Katz knew more about computers than most people, and the compression program he made was faster and better than the program that came before it, which was called ARC. He was going to call it PKARC at first, but a trademark dispute forced him to come up with a new name that would fit within the three-letter limit for file extensions back then. The story goes that he heard someone praise how "zippy" the software worked, so he chose the name ".zip."
A few years later, PKZIP became the standard way to compress and store files on PCs.
ZIP joined the likes of.DOC,.PDF, and.TXT in the hall of fame.
ZIP's success was due to two elements.
First, the PKZIP program was shared as shareware, which meant that there was a free version that people could give away with their compressed archives so that anyone could open them without having to buy a copy of the software.

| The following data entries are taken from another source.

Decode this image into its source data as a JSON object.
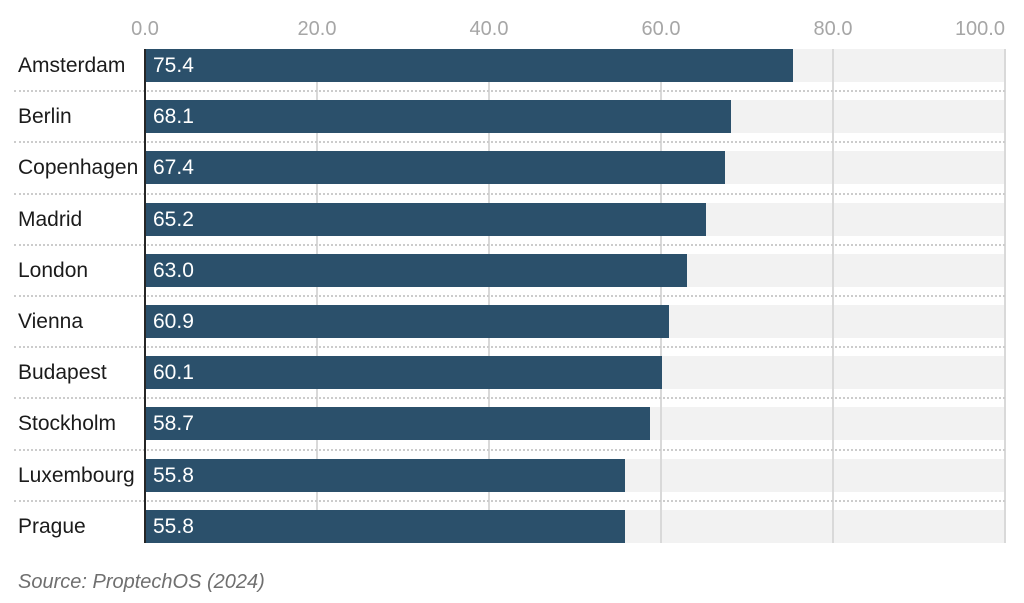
{
  "chart_data": {
    "type": "bar",
    "orientation": "horizontal",
    "title": "",
    "categories": [
      "Amsterdam",
      "Berlin",
      "Copenhagen",
      "Madrid",
      "London",
      "Vienna",
      "Budapest",
      "Stockholm",
      "Luxembourg",
      "Prague"
    ],
    "values": [
      75.4,
      68.1,
      67.4,
      65.2,
      63.0,
      60.9,
      60.1,
      58.7,
      55.8,
      55.8
    ],
    "value_labels": [
      "75.4",
      "68.1",
      "67.4",
      "65.2",
      "63.0",
      "60.9",
      "60.1",
      "58.7",
      "55.8",
      "55.8"
    ],
    "x_ticks": [
      "0.0",
      "20.0",
      "40.0",
      "60.0",
      "80.0",
      "100.0"
    ],
    "xlim": [
      0,
      100
    ],
    "grid": true,
    "legend": "none",
    "source": "Source: ProptechOS (2024)",
    "colors": {
      "bar": "#2b506b",
      "track": "#f2f2f2",
      "gridline": "#d9d9d9",
      "axis_line": "#262626",
      "tick_label": "#a6a6a6",
      "category_label": "#1b1b1b",
      "value_label": "#ffffff",
      "separator": "#cccccc",
      "source_text": "#6f6f6f",
      "background": "#ffffff"
    }
  }
}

Second, perhaps most importantly, Katz gave out every copy of the software along with the ZIP standard. This is the rule book for how to make and read ZIP files. This meant that any software engineer who knew enough about the field could write their software to work with the ZIP format, and many did.
The ZIP standard includes a "record separator," a pattern of data that tells the computer when one compressed file ends and the next one begins. Every file in a ZIP has the separator at least twice. It doesn't matter what's in the division, as long as it's consistent, and Katz just used his initials, PK. Sure enough, if you open a ZIP file with a program that lets you look at the file's raw contents (sometimes called a "hex editor"), you'll see "PK" everywhere.